The passage of a small galaxy, some 500 million years ago, has seriously disrupted the trajectories of stars in the neighborhood of the sun. This surprising finding shows that external influences on the Milky Way are much more important to its current shape than astronomers had assumed. ‘We will have to find a way to accommodate this in our models of galaxy evolution’, says University of Groningen astronomer Amina Helmi. Together with astronomers from the university of Barcelona, she led the publication of these findings in the journal Nature on 20 September.
‘The disk structure in the vicinity of the Sun has shifted, something gave it a real kick’, says Helmi. She points at data on the location and movement of millions of stars, obtained by the European Gaia satellite. When she plotted the trajectories, a snail shell structure appeared. Basically, a large portion of the stars are no longer circling in the plane of the galactic disc, but are spiraling upwards.
‘A similar structure has never before been seen’, says Teresa Antoja, from the Universitat de Barcelona and lead author of the article . Based on the shape of the snail shell, she could estimate when the ‘kick’ had taken place: between 300 and 900 million years ago, probably around 500 million years. This coincides with a near passage of the Sagittarius dwarf galaxy, that is currently on course to be absorbed by the Milky Way within the next 500 million years.

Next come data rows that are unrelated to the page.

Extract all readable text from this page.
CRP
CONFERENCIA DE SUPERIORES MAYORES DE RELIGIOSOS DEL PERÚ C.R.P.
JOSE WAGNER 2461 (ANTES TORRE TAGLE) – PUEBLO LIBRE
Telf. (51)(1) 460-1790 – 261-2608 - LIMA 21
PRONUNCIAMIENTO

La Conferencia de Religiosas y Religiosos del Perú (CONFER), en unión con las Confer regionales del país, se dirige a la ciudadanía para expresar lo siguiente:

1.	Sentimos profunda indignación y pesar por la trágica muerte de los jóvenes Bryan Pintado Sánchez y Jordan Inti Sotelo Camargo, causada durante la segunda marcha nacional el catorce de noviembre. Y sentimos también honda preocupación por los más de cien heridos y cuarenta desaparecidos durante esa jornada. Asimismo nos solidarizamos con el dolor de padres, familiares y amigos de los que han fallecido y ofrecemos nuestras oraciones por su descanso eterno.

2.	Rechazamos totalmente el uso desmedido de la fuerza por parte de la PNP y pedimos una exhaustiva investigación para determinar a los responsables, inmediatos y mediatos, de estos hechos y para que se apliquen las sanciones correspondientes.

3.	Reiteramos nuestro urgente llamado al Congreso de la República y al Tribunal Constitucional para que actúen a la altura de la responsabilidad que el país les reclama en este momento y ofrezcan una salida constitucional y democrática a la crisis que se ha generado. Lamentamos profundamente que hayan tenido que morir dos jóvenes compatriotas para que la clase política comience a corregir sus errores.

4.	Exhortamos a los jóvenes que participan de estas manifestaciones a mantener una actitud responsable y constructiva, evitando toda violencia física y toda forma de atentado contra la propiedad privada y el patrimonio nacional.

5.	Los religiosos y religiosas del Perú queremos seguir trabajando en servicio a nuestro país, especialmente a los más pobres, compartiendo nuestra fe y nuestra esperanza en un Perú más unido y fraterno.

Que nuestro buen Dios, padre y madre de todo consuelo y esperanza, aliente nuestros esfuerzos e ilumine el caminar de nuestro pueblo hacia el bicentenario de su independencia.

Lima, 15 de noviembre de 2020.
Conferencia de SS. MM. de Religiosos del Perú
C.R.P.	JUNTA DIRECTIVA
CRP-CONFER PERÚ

The big surprise is the impact the passage has had. Helmi: ‘Up until now, we believed that these kind of perturbations would be very small.’ Sagittarius has only 1/10,000 of the mass of the Milky Way. ‘We have always studied the dynamics of the Milky Way without taking external influences into account, as if a galaxy is an island universe of its own. That turns out to be wrong.’
This discovery was made using the data of the Gaia missions second data release, earlier this year. The satellite from the European Space Agency has produced accurate measurements of the position and movement of 1.7 billion stars in and near the Milky Way. Structures like the snail shell appeared during the verification of the data, in which Helmi was involved. ‘We didn’t understand what caused it so we checked it, to see if it wasn’t an error in the data processing.’
Now that it is clear that the snail shell is real, and caused by an external influence on the Milky Way, astronomers have to find a way to account for such perturbations. ‘We will have to find a way to accommodate this in our models of galaxy evolution’, concludes Helmi. ‘I am not quite sure how we will do this, but that is something to explore in the coming months.’